Traditional Ashkenazi Sabbath Dinner
For Jews of Ashkenazi (Eastern European) descent, a traditional Friday night Sabbath dinner menu often includes a menu with homemade challah, gefilte fish, chicken soup, chicken, and asparagus.
Quick Sabbath Menus and Recipes for Busy Cooks
If your busy lifestyle makes it difficult to find the hours needed to prepare delicious home-cooked meals for the Sabbath or you feel especially rushed with Shabbat cooking during the winter when Shabbat starts early, don't worry. Try some quick Shabbat menus and recipes to help busy cooks prepare Shabbat meals for their families.
Shabbat Meals for a Crowd
If you are adding to your crowd with friends, neighbors, or any other guests, the preparation can get timely and expensive. In order to serve a large group of hungry people while staying within budget, use a low-cost Shabbat menu for a crowd. Some economical Sabbath menus are designed to satisfy big appetites without putting a big hole in your pocket.

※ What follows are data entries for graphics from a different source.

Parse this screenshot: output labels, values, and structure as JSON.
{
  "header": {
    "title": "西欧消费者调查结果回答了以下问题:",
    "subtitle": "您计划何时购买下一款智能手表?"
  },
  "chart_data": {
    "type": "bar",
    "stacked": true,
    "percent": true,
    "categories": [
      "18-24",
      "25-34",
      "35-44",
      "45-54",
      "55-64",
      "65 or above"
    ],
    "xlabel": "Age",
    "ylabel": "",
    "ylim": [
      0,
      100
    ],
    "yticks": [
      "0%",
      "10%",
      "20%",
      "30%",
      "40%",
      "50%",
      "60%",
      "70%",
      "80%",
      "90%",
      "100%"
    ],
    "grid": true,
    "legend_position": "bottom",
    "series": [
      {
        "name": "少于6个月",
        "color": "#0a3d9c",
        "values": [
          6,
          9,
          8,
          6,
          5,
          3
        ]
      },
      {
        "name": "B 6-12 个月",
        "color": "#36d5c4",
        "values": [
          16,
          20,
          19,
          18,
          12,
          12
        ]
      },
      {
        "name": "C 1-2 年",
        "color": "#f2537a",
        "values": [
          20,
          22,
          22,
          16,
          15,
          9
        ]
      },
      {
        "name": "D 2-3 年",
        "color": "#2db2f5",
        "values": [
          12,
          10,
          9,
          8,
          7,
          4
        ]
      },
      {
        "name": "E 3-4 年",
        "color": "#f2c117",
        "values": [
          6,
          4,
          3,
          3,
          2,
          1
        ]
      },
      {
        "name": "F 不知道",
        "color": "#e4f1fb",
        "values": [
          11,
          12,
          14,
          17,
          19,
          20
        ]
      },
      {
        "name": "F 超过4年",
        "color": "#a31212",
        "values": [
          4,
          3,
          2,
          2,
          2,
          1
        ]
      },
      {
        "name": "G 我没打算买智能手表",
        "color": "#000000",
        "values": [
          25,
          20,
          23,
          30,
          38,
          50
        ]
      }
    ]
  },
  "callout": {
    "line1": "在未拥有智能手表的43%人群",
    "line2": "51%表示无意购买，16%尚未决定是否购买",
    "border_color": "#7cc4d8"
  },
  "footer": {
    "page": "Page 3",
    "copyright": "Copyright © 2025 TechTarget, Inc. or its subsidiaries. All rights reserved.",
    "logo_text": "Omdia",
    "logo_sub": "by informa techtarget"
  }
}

Seasonal Sabbath Menus and Recipes
October is the official "After the Holidays" month. And after three weeks of holiday meals (from Rosh Hashanah through Simchat Torah), you may prefer to spend time in the gym rather than in the kitchen. Fall Shabbat menus include quick and easy recipes for Sabbath meals.
The cold hits in December, but winter still feels fresh and fun at this early date. Use a winter Shabbat menu that may include for creamy vegetable soup, savory roast chicken, side dishes that make the most of winter vegetables, and rich chocolate desserts.
In the spring and summer, you are probably looking for more light and festive Shabbat menus. A spring Sabbath menu could include grilled meat, barley and a variety of salads. In the summer, a Shabbat menu might include quick recipes for light dishes that won't have you slaving too long over a hot stove in the heat.